Jedes Jahr laufen Thein und seine Gruppe nun eine weitere Etappe. Bis sie 2010 am Ziel des Pilgerwegs ankommen: am Grab des Apostels Jakobus im spanischen Santiago de Compostela. „Es ist eine Art positive Sucht“, sagt der Pfarrer, der lange in der Saas tätig war. Eine Sucht, die weit über ein paar Tage Wandern pro Jahr hinausgeht. „Zwölf Monate zu warten, bis es weitergeht, das ist nicht auszuhalten.“

Also beginnt sich Thein zu fragen, ob man nicht die Region an das schon bestehende Netz anbinden könnte. Denn damals enden die Zubringerwege nach Santiago in Nürnberg. Er fragt bei den Wandervereinen an, doch die sagen ihm, dass sie zu wenige Mitglieder haben, um neue Wege zu schaffen. Also konzentriert sich Thein auf die bestehenden. Möglichst gerade müssen sie sein, damit die Pilger schnell weiterkommen. Alle 20 Kilometer muss es eine günstige Übernachtungsmöglichkeit geben. Und am besten noch interessante Kirchen am Wegesrand.

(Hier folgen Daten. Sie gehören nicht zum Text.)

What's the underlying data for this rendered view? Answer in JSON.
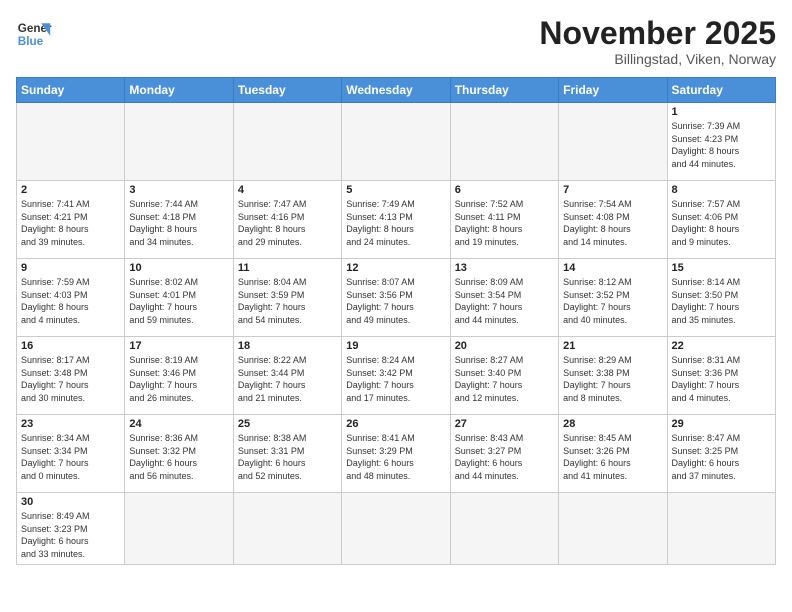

300 Pilger kommen jährlich durch Bayreuth

Die Jakobuskirche in Neudrossenfeld, die seit der Reformation Dreifaltigkeitskirche heißt, will Thein – auf Anraten der Neudrossenfelderin Karla Fohrbeck – eigentlich unbedingt dabeihaben. Doch es gibt keine günstig gelegenen Wanderwege dorthin. Also muss Thein ausweichen. Er entwickelt eine Route, die von Hof über Bayreuth, Creußen und Pegnitz nach Nürnberg führt, testet sie mit dem Fahrrad und mit einer Pilgergruppe. Und stellt fest: Der Weg ist gut. 2009 wird er eingeweiht.

Mittlerweile nutzen ihn rund 300 Pilger pro Jahr, schätzt Thein. Einige von ihnen übernachten im ehemaligen Kinderzimmer seiner Familie. „Gastfreundschaft am Weg ist etwas Schönes“, sagt Thein. „Und wenn man alleine geht, ist man manchmal für ein Gespräch sehr dankbar.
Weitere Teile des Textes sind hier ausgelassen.